La Silicon Valley s’empare de la question de la lutte contre la pauvreté au travers de ses innovations technologiques. Cependant, vouloir créer de la croissance avec des ordinateurs et des connexions internet n’est pas forcément la meilleure manière d’aider les pays en voie de développement.
Atlantico : Parmi les initiatives représentatives de la lutte contre la pauvreté initiée par les entreprises high-tech américaines, on trouve le projet « One laptop per child » (un ordinateur par enfant) et le Soccket, un ballon de football contenant une batterie qui se recharge en 30 minutes de jeu pour fournir plusieurs heures de lumière à une famille. Ces innovations permettront-elles d’aider les populations les plus pauvres à se développer, ou bien ne s’agit-il que d’un « pansement » ?
Charles Kenny et Justin Sandefur : Où que ce soit, l’innovation est nécessaire au développement et à l’amélioration de la qualité de vie. La pasteurisation ou le moteur à combustion interne étaient des innovations. Mais toutes ne se valent pas. Il s’avère, suite à des évaluations, que le programme « One Laptop per child » n’a eu que peu d’effet sur l’apprentissage des enfants. Le ballon Soccket, quant à lui, coûte dix fois plus qu’une lampe à énergie solaire qui, elle, peut fournir de la lumière sans qu’il soit besoin de taper dedans pendant une demi-heure.
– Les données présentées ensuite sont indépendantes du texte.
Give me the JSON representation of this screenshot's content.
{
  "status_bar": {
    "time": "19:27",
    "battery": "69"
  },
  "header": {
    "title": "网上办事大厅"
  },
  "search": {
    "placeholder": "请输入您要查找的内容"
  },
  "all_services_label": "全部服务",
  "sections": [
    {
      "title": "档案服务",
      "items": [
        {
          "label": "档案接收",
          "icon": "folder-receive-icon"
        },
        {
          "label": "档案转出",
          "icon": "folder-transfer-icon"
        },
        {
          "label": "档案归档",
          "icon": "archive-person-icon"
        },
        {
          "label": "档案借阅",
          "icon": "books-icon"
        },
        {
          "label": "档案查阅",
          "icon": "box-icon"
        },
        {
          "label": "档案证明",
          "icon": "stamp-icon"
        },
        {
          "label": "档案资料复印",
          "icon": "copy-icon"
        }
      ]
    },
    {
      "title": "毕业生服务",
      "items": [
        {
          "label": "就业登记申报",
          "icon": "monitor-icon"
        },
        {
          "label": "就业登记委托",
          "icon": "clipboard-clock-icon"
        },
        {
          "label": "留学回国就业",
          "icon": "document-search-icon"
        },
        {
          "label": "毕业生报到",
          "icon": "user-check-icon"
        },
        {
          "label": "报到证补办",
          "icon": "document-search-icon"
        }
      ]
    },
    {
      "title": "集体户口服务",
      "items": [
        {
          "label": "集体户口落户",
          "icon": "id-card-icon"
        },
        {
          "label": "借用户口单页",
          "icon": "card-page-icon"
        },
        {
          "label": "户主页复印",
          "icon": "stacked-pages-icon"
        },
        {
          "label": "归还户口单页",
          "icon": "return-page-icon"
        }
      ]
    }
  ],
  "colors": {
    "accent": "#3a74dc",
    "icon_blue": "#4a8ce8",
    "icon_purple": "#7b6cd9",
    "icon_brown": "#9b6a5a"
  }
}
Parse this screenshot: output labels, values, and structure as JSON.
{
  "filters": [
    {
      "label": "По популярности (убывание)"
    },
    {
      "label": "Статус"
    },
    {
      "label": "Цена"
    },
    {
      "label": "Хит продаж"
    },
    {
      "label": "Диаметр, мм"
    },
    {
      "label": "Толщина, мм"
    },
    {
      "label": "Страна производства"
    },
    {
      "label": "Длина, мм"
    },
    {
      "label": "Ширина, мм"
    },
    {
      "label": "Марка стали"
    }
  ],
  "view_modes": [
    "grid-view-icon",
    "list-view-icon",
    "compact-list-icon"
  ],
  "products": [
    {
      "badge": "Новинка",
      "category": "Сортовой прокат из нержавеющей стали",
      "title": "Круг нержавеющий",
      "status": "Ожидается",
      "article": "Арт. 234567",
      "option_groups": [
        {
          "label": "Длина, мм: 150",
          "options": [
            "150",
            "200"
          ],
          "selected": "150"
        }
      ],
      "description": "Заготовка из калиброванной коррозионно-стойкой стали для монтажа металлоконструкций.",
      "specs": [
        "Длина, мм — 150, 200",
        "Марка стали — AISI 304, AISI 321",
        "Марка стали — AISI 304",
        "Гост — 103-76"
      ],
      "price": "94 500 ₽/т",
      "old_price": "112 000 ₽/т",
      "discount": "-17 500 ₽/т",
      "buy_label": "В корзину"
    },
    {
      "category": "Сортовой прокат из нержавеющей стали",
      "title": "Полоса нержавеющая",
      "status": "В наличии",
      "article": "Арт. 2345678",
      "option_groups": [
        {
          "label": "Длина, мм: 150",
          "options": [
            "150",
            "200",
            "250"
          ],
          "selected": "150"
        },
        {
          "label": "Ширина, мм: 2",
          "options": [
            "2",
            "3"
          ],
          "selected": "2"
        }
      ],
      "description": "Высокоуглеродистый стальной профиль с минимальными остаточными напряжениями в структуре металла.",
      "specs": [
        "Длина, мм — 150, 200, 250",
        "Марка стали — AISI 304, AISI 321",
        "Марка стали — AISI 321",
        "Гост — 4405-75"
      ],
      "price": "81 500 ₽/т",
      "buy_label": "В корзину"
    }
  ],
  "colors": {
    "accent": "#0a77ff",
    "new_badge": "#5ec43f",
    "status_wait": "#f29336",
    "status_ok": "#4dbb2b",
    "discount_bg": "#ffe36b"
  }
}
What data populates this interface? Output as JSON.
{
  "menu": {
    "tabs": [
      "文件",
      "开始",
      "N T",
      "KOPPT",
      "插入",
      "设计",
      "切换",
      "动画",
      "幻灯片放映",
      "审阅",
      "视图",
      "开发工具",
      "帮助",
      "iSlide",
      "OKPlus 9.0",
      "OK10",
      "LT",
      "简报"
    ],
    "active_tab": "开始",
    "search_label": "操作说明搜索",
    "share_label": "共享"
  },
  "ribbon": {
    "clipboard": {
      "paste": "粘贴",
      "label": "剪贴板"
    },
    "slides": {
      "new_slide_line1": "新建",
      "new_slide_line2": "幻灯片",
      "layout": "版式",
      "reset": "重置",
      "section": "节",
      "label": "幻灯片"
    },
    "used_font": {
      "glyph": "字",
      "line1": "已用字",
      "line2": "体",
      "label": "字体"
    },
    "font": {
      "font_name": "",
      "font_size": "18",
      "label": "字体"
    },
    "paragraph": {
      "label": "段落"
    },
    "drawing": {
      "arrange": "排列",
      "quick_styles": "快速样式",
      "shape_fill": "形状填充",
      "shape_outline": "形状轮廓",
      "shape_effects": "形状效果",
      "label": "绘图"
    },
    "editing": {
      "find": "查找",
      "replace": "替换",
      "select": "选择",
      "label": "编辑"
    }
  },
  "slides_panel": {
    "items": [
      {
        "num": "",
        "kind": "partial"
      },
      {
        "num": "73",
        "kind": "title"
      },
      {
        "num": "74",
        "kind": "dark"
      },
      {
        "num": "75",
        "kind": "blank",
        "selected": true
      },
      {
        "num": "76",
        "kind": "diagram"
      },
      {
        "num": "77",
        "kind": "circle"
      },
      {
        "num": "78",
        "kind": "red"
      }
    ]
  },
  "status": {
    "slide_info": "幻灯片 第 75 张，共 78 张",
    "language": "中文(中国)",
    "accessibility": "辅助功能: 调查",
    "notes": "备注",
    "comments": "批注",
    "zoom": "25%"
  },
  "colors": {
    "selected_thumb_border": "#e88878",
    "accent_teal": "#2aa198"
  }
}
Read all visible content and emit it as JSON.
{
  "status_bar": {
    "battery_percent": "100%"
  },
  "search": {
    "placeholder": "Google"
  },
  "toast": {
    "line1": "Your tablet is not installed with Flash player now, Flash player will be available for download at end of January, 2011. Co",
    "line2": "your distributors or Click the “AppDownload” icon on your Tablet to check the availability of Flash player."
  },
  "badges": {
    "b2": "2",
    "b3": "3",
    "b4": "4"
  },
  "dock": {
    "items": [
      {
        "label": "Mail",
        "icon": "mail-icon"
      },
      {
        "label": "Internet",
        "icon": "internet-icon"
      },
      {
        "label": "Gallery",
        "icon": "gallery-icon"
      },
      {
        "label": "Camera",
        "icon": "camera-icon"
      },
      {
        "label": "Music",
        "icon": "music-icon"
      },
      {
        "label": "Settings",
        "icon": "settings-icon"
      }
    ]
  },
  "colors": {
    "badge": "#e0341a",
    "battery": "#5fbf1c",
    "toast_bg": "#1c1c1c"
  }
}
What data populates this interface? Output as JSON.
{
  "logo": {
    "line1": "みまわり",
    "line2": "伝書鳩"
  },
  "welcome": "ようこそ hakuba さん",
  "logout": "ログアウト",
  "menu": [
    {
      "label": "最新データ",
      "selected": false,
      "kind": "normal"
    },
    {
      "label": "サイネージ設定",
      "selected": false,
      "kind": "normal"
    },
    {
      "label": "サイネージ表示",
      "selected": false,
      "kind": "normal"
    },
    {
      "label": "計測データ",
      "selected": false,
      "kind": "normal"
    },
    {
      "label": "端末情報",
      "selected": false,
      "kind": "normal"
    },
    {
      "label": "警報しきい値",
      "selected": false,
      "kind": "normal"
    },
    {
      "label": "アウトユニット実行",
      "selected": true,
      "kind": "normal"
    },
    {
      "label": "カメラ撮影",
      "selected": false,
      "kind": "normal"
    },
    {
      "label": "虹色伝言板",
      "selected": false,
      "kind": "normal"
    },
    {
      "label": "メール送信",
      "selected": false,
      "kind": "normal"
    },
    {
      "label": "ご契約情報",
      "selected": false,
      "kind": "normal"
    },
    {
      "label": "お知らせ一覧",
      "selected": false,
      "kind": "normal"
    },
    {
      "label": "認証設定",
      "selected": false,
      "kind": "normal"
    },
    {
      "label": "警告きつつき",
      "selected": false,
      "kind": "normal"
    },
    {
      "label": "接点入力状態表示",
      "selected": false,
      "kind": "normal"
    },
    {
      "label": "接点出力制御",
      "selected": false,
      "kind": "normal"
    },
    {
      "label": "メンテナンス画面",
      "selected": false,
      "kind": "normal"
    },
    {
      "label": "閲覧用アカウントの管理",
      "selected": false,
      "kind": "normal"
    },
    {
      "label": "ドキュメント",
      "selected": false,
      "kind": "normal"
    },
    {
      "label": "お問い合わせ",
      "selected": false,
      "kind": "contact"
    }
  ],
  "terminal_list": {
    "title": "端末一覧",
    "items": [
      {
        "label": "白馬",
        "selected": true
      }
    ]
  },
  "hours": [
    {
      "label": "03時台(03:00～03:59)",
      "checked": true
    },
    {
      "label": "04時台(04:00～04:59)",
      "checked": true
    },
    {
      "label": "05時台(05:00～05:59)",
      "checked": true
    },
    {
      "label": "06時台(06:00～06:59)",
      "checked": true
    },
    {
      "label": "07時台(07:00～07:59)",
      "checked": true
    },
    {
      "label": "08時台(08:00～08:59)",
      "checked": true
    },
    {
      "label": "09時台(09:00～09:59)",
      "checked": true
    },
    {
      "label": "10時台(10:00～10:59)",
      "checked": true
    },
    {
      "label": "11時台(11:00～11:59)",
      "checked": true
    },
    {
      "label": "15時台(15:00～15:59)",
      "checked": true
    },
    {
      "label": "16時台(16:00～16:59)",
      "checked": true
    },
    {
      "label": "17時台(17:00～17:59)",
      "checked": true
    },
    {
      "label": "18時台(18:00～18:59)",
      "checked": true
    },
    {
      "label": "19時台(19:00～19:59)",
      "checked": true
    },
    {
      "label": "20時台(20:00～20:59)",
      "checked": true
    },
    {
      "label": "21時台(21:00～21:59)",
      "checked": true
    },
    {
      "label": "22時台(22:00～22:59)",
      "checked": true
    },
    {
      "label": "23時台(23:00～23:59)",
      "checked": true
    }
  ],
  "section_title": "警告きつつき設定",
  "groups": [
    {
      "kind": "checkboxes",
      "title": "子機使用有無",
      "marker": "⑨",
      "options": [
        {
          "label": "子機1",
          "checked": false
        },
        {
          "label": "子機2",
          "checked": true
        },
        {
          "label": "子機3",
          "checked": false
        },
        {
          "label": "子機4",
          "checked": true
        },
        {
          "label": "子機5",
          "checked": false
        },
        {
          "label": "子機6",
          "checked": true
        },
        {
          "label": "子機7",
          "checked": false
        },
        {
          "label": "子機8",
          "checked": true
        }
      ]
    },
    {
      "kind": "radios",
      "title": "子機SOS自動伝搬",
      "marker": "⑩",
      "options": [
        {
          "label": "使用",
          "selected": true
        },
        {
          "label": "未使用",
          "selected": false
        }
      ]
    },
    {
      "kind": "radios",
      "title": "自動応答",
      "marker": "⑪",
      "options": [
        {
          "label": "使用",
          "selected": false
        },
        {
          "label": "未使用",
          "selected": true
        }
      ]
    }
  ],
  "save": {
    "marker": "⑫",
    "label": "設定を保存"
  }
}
L’innovation prise dans son ensemble constitue une force immensément puissante, mais dans le même temps, beaucoup de petites inventions seront toujours vouées à l’échec. D’où l’importance de l’expérimentation, qui permet de déparer les placebos des idées à fort potentiel.
Bill Clinton lui-même a qualifié le ballon Socket de grande invention pour les populations pauvres et retirées. Comment expliquez-vous la médiatisation de ces inventions high-tech censées aider, et celle-ci est-elle justifiée ?
Soccket, c’est une histoire qui flatte les bons sentiments. Deux jeunes et brillants étudiants sortis de Harvard inventent une technologie faisant se rencontrer loisir et utilité, pour tenter de faire face à un défi de développement mondial et pressant. Encore une fois, la technologie contribue effectivement à améliorer les conditions de vie des populations pauvres partout dans le monde. Il devrait par conséquent y avoir davantage de couverture médiatique de ces défis et des solutions qui se présentent. Ce battage devrait cependant porter sur la réalité, et non sur des technologies portées aux nues alors qu’elles n’ont encore rien prouvé sur le terrain.
Dans leur récent ouvrage The Nex Digital Age, Eric Schmidt, patron de Google, et Jared Cohen, directeur du think-tank affilié au moteur de recherche, estiment qu’en donnant un accès internet aux 5 milliards d’individus qui aujourd’hui vivent déconnectés, la croissance mondiale s’en verrait considérablement accélérée. Cette théorie est-elles exacte ?
Cette projection est sans fondement, et pour le prouver il suffit de se représenter deux cas de figure :
Tout d’abord, remontons 20 ans en arrière, lorsque personne n’avait internet. Si l’on suit la même prédiction (selon laquelle connecter les gens aurait pour effet de rapidement accélérer la croissance économique et le développement), rien n’indique que ces deux dernières décennies la croissance économique ait été particulièrement plus rapide dans les lieux connectés qu’ailleurs.